The State Prosecution Office, represented by Attorney General Mitch Amin, also presented before the Court of Justice Nirzar Desai that Setalvad was “a tool in the hands of certain politicians of a particular political party,” referring to Congress leader Ahmed Patil, who died in 2020.

In turn, he asserted, Setalvad made two police officers, her former co-accused IPS Sanjiv Bhatt and retired DGP RB Sreekumar, “tools”, motivated by “her vision (on)
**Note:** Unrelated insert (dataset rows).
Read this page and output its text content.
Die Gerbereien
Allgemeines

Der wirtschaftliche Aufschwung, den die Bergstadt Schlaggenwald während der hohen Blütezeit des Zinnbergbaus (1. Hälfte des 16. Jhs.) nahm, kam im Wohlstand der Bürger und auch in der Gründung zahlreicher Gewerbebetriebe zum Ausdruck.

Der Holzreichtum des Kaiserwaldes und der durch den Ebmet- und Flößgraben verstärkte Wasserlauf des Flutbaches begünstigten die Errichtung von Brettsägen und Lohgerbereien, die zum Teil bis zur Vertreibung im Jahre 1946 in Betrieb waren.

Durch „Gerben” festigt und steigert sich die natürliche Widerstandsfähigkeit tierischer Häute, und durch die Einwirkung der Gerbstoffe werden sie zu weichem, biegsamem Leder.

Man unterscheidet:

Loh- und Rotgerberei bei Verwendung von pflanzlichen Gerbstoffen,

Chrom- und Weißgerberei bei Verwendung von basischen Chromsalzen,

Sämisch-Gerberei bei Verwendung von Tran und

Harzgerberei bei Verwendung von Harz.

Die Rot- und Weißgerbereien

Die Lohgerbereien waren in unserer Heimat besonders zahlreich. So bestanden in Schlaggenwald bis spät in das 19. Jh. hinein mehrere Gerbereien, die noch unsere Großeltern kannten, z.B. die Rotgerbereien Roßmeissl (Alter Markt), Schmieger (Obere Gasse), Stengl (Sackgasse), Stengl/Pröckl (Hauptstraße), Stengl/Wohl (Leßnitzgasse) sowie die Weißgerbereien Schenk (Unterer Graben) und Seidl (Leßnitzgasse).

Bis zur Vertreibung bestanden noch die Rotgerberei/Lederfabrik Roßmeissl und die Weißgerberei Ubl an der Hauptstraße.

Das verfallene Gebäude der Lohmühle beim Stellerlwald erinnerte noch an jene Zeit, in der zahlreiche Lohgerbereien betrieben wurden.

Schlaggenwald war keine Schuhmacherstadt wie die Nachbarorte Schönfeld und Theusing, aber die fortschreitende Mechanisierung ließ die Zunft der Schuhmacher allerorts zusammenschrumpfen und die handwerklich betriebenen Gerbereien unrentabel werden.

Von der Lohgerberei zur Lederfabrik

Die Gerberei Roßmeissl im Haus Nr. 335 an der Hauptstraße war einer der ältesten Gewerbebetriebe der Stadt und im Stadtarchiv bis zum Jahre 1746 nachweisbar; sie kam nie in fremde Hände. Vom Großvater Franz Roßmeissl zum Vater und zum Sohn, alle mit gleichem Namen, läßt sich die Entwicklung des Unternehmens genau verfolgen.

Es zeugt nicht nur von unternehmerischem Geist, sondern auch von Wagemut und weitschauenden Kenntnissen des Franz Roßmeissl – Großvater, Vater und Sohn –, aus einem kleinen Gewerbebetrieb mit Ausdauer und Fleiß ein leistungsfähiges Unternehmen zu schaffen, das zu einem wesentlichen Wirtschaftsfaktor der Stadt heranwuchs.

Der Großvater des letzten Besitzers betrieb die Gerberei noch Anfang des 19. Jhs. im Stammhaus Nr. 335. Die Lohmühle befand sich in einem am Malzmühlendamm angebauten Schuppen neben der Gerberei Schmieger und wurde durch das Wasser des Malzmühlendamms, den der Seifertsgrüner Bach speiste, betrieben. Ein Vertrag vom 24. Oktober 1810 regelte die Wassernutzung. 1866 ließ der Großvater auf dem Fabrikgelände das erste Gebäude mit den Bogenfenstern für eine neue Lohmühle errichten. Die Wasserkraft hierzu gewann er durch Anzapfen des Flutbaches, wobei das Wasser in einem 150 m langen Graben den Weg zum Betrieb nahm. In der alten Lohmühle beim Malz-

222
that the current establishment (in 2002, when Gujarat CM was Narendra Modi) had gone bankrupt, was facing problems and had tarnished its image in the society.” Amin submitted that Ahmed Patel had paid INR 30,000 to Setalvad to ensure inclusion and overthrow of the then-established establishment in the business. The 2002 Gujarat riots, he added, added that after the money started flowing in, there came a phase where FIRs were recorded against certain people but it was of no importance to Setalvad on whether they were prosecuted or punished.

“…what their motive was seeing that the creation of that time was over. Accordingly, they were looking for a complainant who could be the complainant to publish that. So eventually the first choice fell on the father of the deceased Haren Pandya, who is Vitalbhai Pandya, who was wronged for reasons known to him, against the highest functionary of the state (then CM Modi). Submit the claim. The prosecution will continue its arguments on Thursday.